Cela n’empêchait pas qu’en ce dimanche après-midi, Archie s’ennuyait dans son tout nouvel appartement à l’Elite. Une exceptionnelle accalmie dans les interviews qu’il donnait à tout va durant ce week-end l’avait dépourvu de rencontres, ce qui l’avait conduit à demander pour le séjour à Unys, et le nouveau maître coordinateur avait épuisé toutes les activités auxquelles il avait pu penser. Calypso, la collègue l’ayant accueilli, était en déplacement au grand dam d’Archie. Le kalosien d’origine avait grandement apprécié la jeune femme et espérait sincèrement la croiser régulièrement, sauf que cela n’était pas possible ce jour-ci. Il avait, la veille, fait visiter les locaux à ses pokémons, malgré le raffut que cela a pu causer. Son équipe était globalement plutôt disciplinée, néanmoins le nombre de pokémons entraînait forcément un espace pris plus important, tant sur le plan spatial que sonore. Il prit le temps, à chaque repas pris au réfectoire – il n’utilisait pas encore sa cuisine pour l’instant et n’était de toute manière pas suffisamment aguerri pour faire mieux que ce que proposait la cuisine de l’Elite – Archie prenait le temps d’échanger quelques minutes avec le personnel qu’il rencontrait. Il souhaitait sincèrement apprendre à connaître chacun d’entre eux, au minimum leur prénom. Chacun avait son importance qui n’était jamais moindre que la sienne. Pour autant, Archie demeurait nouveau, et il craignait que parler longuement et être curieux ne soit pas des plus appropriés. Il ne pouvait pas forcer l’entente et le lien que le quotidien pouvait créer. Il ne pouvait donc pas solliciter ces personnes-là dès qu’il s’ennuyait ; tout du moins pas encore. Il était de nouveau allé faire un tour – seulement accompagné de sa Muplodocus cette fois-ci – dans le dôme de coordination et sur le stade de combat. Il souhaitait s’imprégner des lieux, maintenant qu’il n’allait plus s’y rendre comme challenger, mais en sa qualité de maître coordinateur. Et, le matin-même, il avait fait une balade en extérieur avec Sigourney et Dean. Il en avait profité pour appeler Yoann, donner de ses nouvelles, en prendre de celles des parents de son meilleur ami. Cependant, Yoann était attendu au studio d’enregistrement, ce qui coupa court à la conversation. Il le rappellerait plus tard.

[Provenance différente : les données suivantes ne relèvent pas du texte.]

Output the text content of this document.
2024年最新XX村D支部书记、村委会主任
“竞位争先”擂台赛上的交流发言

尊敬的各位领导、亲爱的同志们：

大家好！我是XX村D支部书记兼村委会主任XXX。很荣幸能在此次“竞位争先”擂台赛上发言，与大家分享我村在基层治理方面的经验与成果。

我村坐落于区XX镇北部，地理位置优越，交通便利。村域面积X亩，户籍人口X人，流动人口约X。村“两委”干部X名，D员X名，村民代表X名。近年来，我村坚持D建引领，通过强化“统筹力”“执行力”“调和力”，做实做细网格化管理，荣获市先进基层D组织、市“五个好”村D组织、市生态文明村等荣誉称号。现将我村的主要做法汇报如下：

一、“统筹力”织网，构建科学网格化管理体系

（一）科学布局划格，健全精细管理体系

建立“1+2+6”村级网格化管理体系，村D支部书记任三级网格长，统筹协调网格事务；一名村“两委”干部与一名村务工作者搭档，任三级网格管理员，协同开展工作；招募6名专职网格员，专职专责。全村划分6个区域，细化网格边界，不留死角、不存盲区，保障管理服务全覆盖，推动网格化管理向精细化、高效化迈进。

Ainsi donc, Archambaud se retrouvait seul après le repas, dans cet espace auquel il s’adaptait, dans lequel il commençait à prendre ses marques. Il se dit alors qu’il pourrait allumer la télévision, voir ce qui pourrait être diffusé. Il fit donc l’effort de se lever du sofa sur lequel il s’était installé pour se saisir de la télécommande et revint s’y laisser tomber. Dean, son Nymphali, bondit aussitôt sur ledit sofa, pour s’allonger en partie sur son dresseur et enrouler l’un de ses rubans autour de son bras valide. Sous la pression sur le bouton de la télécommande, l’écran s’alluma et Archie put découvrir un premier programme. Sur le bandeau s’affichant en bas de l’écran, le nom lui parut familier. Il connaissait ce film, sans pour autant être capable de le replacer. Il se demandait à quel moment il avait pu l’avoir visionné, mais décida de ne pas chercher davantage d’informations. Lorsque son visage – avec une dizaine d’années de moins – apparût, une moue d’incompréhension vint s’imprégner sur le sien. Il ne s’attendait pas à cela, et pourtant, il s’agissait bien de lui, dans ce qui avait tout l’air d’être une comédie romantique. Les souvenirs refirent alors surface, il se rappelait avoir eu ce rôle secondaire au début de sa carrière. Cependant, la mélancolie resta anecdotique : Archie était surtout très inconfortable du fait de se voir jouer. Il détestait cela, il avait pour ligne de conduite de ne jamais regarder jamais les films ou séries dans lesquels il avait pu tourner. Par principe, parce qu’il savait que son jeu ne lui conviendrait pas, et parce qu’il trouvait cela insupportable. Archie avait beau se savoir bon acteur, être véritablement confiant à ce sujet, son attention se focalisait immédiatement sur ce qui aurait pu être amélioré, sur ce qui n’était en soi pas un défaut, mais le devenait du fait de ne pas être la perfection. Et ceux qui ne se critiquaient pas en se voyant à l’écran étaient soit hypocrites, soit d’une excessive confiance en eux. Le maître coordinateur se surprit cependant à ne pas changer de chaîne, à rester sur le programme.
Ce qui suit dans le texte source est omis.